持続可能なまちは小さく、美しい


はじめに

 満開の桜の祝福を受けて、この春、徳島県上勝町の子どもたちが入学式を迎えました。今年の新入生は中学校で10人、小学校で13人でした。しかし、就学前の子どもになると、5歳児は9人、4歳児が17人、3歳児は10人、2歳児は6人、1歳児は9人、0歳児は7人しかいません。いずれ2学年を1学級に編制する複式学級になり、やがて閉校にでもなれば、子どもを持つ家庭はこの町に住みにくくなり、過疎化と少子化にいっそう拍車がかかります。

 上勝町の人々は、山に木を植え、棚田を耕し、みかん畑を造成して懸命に働き、子どもを育ててきました。しかし、成長した子どもたちは高校、あるいは中学卒業と同時に町外に出て行かざるをえません。1965(昭和40)年ごろからこのような状態が続き、6000人を超えていた町の人口は3分の1以下の2000人にまで減少しました。高齢化率は50%に迫り、55ある集落の30までが限界集落になっています。このまま推移すれば町そのものが限界自治体になり、いずれ消滅してしまいます。

 しかし、そんな小さな町にも、「持続可能な地域社会」をつくるという大きな目標があります。この目標を実現するには、より多くの人に農山村の実情を知っていただき、力を合わせて環境と経済が調和した持続可能な社会の実現を図らなければならないという思いから、本書の上梓を考えるようになりました。この本は、木材とエネルギーの生産地だった山村が経済のグローバル化によって外国産材と化石燃料の消費地になったことを明らかにし、その結果もたらされたさまざまな問題を解決するために上勝町がどんな努力を続けてきたのかをまとめてあります。さらに、各地に持続可能性を取り戻す方策として「資源回収法」(仮称)と「過疎過密国土荒廃防止法」(仮称)を提案しています。

 幸いなことに、希望の端緒はたくさんあります。木の葉を商品にする「いろどり農業」や、34分別によるごみの減量などが注目を浴び、毎年人口の2倍以上の視察者がこの町を訪れています。ワーキングホリデーや棚田オーナー制度をはじめとする交流を通して定住者も増え、町に活気が出てきました。2006(平成18)年には全町に光ファイバー網を敷設し、この町にいながら世界の情報を受発信し、ビジネスができる環境を整えました。

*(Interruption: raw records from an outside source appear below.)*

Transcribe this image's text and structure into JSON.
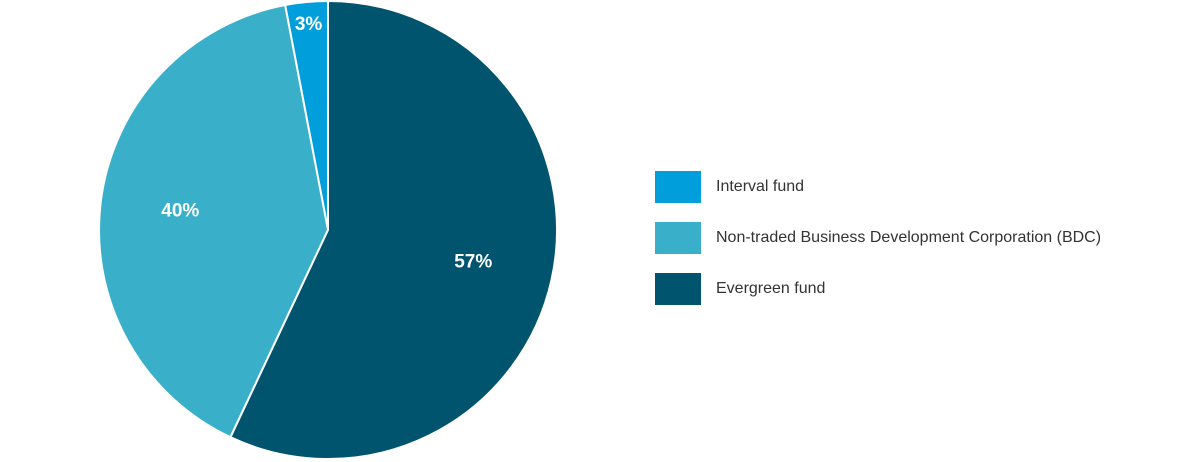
{
  "chart_data": {
    "type": "pie",
    "categories": [
      "Interval fund",
      "Non-traded Business Development Corporation (BDC)",
      "Evergreen fund"
    ],
    "values": [
      3,
      40,
      57
    ],
    "value_labels": [
      "3%",
      "40%",
      "57%"
    ],
    "colors": [
      "#009fdb",
      "#3aafc9",
      "#00546e"
    ],
    "legend": "right"
  }
}
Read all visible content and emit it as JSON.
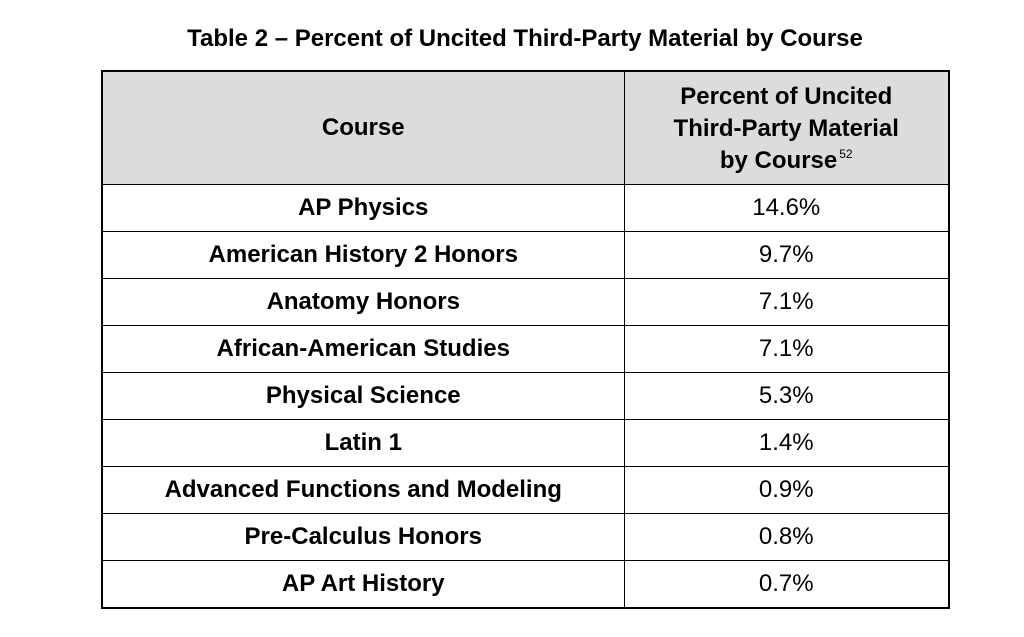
{
  "table": {
    "caption": "Table 2 – Percent of Uncited Third-Party Material by Course",
    "header": {
      "course": "Course",
      "percent_line1": "Percent of Uncited",
      "percent_line2": "Third-Party Material",
      "percent_line3": "by Course",
      "footnote": "52"
    },
    "rows": [
      {
        "course": "AP Physics",
        "percent": "14.6%"
      },
      {
        "course": "American History 2 Honors",
        "percent": "9.7%"
      },
      {
        "course": "Anatomy Honors",
        "percent": "7.1%"
      },
      {
        "course": "African-American Studies",
        "percent": "7.1%"
      },
      {
        "course": "Physical Science",
        "percent": "5.3%"
      },
      {
        "course": "Latin 1",
        "percent": "1.4%"
      },
      {
        "course": "Advanced Functions and Modeling",
        "percent": "0.9%"
      },
      {
        "course": "Pre-Calculus Honors",
        "percent": "0.8%"
      },
      {
        "course": "AP Art History",
        "percent": "0.7%"
      }
    ]
  },
  "colors": {
    "header_background": "#dcdcdc",
    "border": "#000000",
    "text": "#000000",
    "page_background": "#ffffff"
  }
}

昨年はマイクロソフト株式会社と「ICT(情報通信技術)を利活用した地域振興に関する覚え書き」を締結し、ICTによる活性化を検討しています。

 農山村を取り巻く構造的な問題は日本だけでなく、世界でも変わりがありません。上勝町の事例を通して、なぜ世界は持続不可能になったのか、どうすれば持続可能な社会を再構築できるのかを考える契機にしていただければ幸いです。この町の目標である持続可能な地域社会が実現すれば、町民はもとより、世界中の人々が夢と希望を持つことができると信じています。